John Gribbin, "In Search of Schrodinger's Cat" - great intro to quantum mechanics. The sequel is also very good.
Paul Davies, "God and the New Physics " and "The Mind of God" - more general, thought-provoking discussion of science and the world.
Stephen Hawking (Score:5, Funny)
I suspect people haven't yet forgiven him for creating the Daleks.
Which Daleks are U Talking about? (Score:2)
Clarification... (Score:5, Informative)
Merely mixing relativity and quantum theory has been done for years and years - the form of the strong nuclear force was found by Yukawa to be a solution of the Klein-Gordon equation - which was proposed in 1924. The relativity papers were published in 1905, 1908.
OK, so I haven't actually clarified anything at all, have I?
Re:Clarification... (Score:2, Interesting)
Re:Clarification... (Score:2, Informative)

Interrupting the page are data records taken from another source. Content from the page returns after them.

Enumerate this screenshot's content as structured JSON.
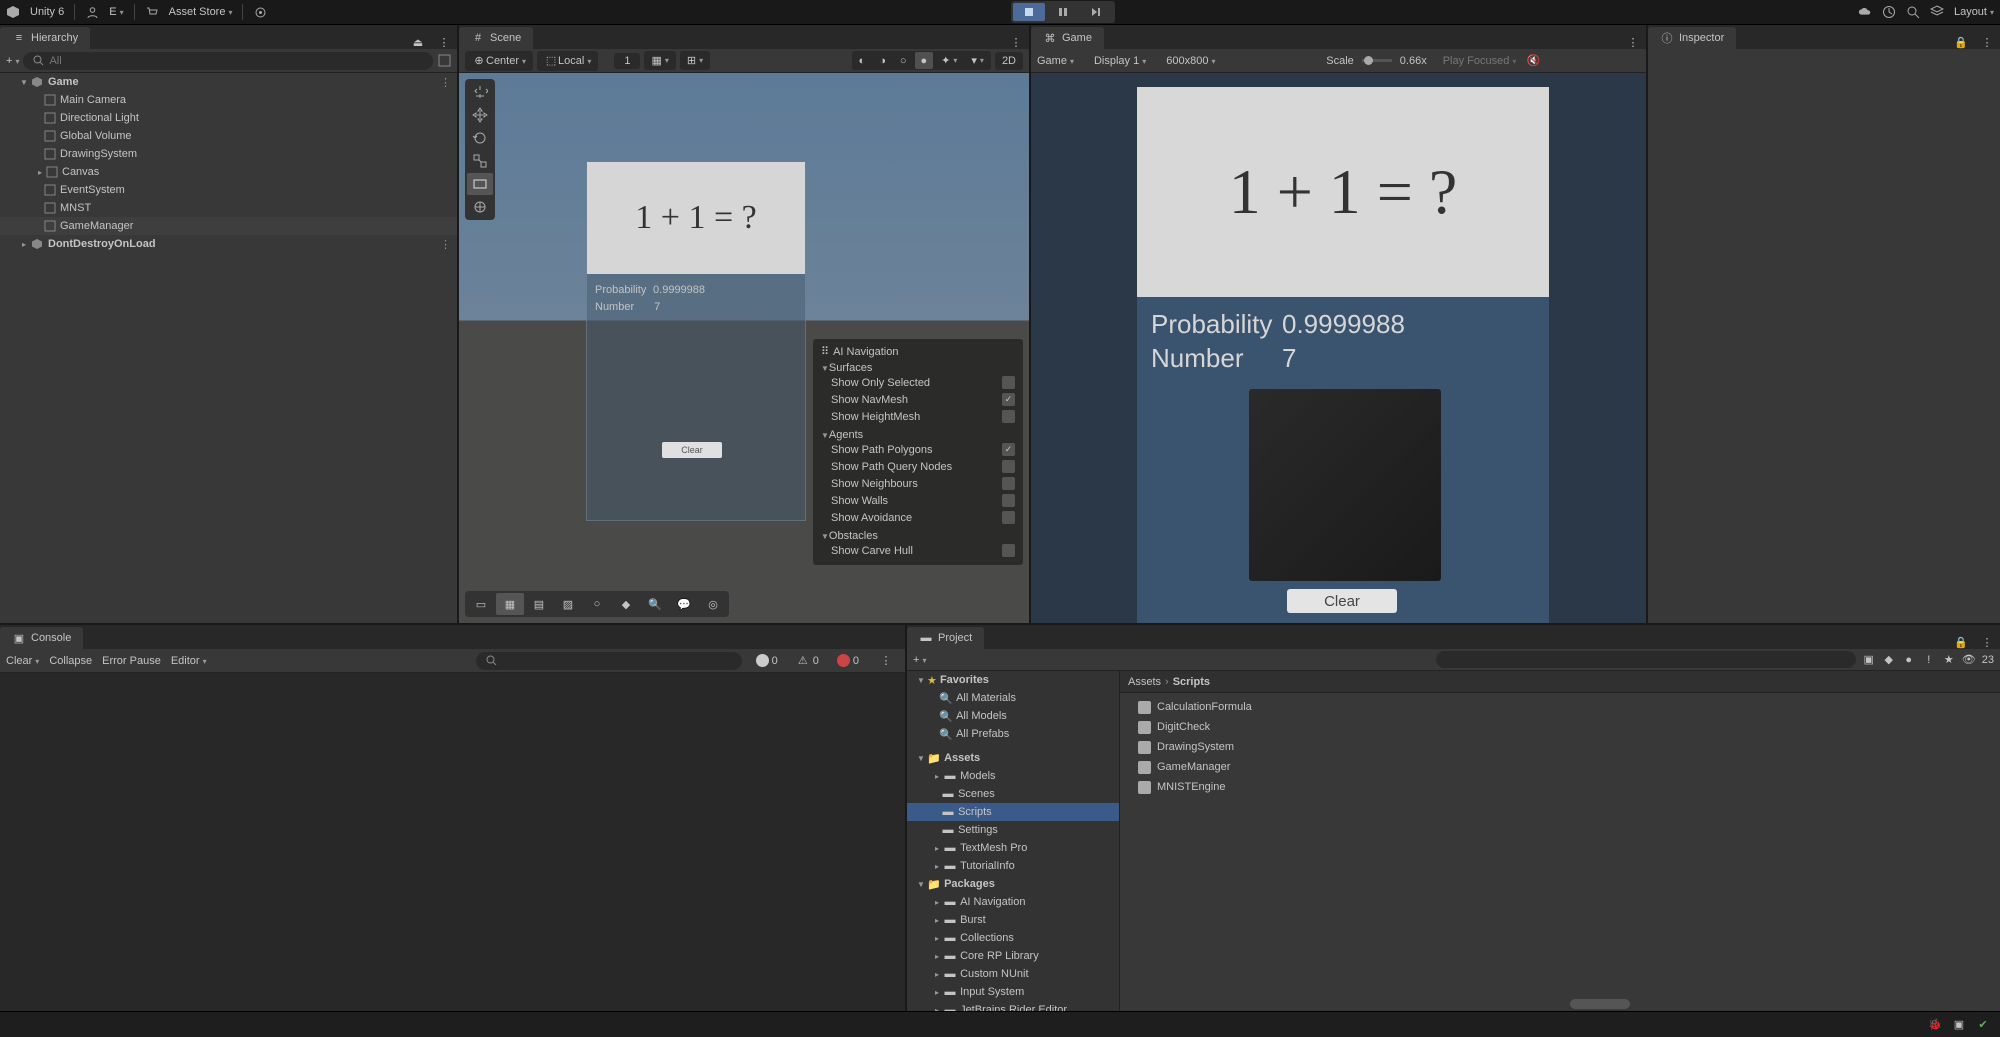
{
  "topbar": {
    "app": "Unity 6",
    "user": "E",
    "assetStore": "Asset Store",
    "layout": "Layout"
  },
  "hierarchy": {
    "title": "Hierarchy",
    "searchPlaceholder": "All",
    "root1": "Game",
    "items": [
      "Main Camera",
      "Directional Light",
      "Global Volume",
      "DrawingSystem",
      "Canvas",
      "EventSystem",
      "MNST",
      "GameManager"
    ],
    "root2": "DontDestroyOnLoad"
  },
  "scene": {
    "title": "Scene",
    "center": "Center",
    "local": "Local",
    "gridVal": "1",
    "mode2d": "2D",
    "equation": "1 + 1 = ?",
    "probLabel": "Probability",
    "probVal": "0.9999988",
    "numLabel": "Number",
    "numVal": "7",
    "clear": "Clear",
    "nav": {
      "title": "AI Navigation",
      "surfaces": "Surfaces",
      "s1": "Show Only Selected",
      "s2": "Show NavMesh",
      "s3": "Show HeightMesh",
      "agents": "Agents",
      "a1": "Show Path Polygons",
      "a2": "Show Path Query Nodes",
      "a3": "Show Neighbours",
      "a4": "Show Walls",
      "a5": "Show Avoidance",
      "obstacles": "Obstacles",
      "o1": "Show Carve Hull"
    }
  },
  "game": {
    "title": "Game",
    "aspect": "Game",
    "display": "Display 1",
    "res": "600x800",
    "scaleLabel": "Scale",
    "scaleVal": "0.66x",
    "playFocused": "Play Focused",
    "equation": "1 + 1 = ?",
    "probLabel": "Probability",
    "probVal": "0.9999988",
    "numLabel": "Number",
    "numVal": "7",
    "clear": "Clear"
  },
  "inspector": {
    "title": "Inspector"
  },
  "console": {
    "title": "Console",
    "clear": "Clear",
    "collapse": "Collapse",
    "errorPause": "Error Pause",
    "editor": "Editor",
    "c0": "0",
    "c1": "0",
    "c2": "0"
  },
  "project": {
    "title": "Project",
    "favorites": "Favorites",
    "fav": [
      "All Materials",
      "All Models",
      "All Prefabs"
    ],
    "assets": "Assets",
    "folders": [
      "Models",
      "Scenes",
      "Scripts",
      "Settings",
      "TextMesh Pro",
      "TutorialInfo"
    ],
    "packages": "Packages",
    "pkgs": [
      "AI Navigation",
      "Burst",
      "Collections",
      "Core RP Library",
      "Custom NUnit",
      "Input System",
      "JetBrains Rider Editor"
    ],
    "breadcrumb1": "Assets",
    "breadcrumb2": "Scripts",
    "files": [
      "CalculationFormula",
      "DigitCheck",
      "DrawingSystem",
      "GameManager",
      "MNISTEngine"
    ],
    "count": "23"
  }
}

Gravity is relativity. That is, general relativity is Einstein's theory of gravity.
Paul
Re:Clarification... (Score:4, Informative)
The juicy bit - and the bit that's worth a Nobel prize or few - is linking General Relativity (GR) with quantum physics. Once this is done, gravitation is unified with the other fundamental forces, physics is complete and I can go and find a proper job
Re:Clarification... (Score:4, Informative)
Merely mixing relativity and quantum theory has been done for years and years - the form of the strong nuclear force was found by Yukawa to be a solution of the Klein-Gordon equation - which was proposed in 1924.
True that, but even SR and QFT have serious fundemental problems.
TTBOMK the EPR paradox and the basic definitions of what
exactly constitutes a measurement and when/why/how does the
WF collapse simultaneously (remember "simultaneous" is a
non-existing term in SR) are still unresolved.
these are not "show-stopper" bugs in that people do exact,
experimentally tested calculations with known theories.
But they mean that although mixing QM and SR has been done for years,
A consistent unifying model is not available.
(unless this QLC stuff, which is new to me, does satisfyingly
address those issues.)
Re:Clarification... (Score:2, Insightful)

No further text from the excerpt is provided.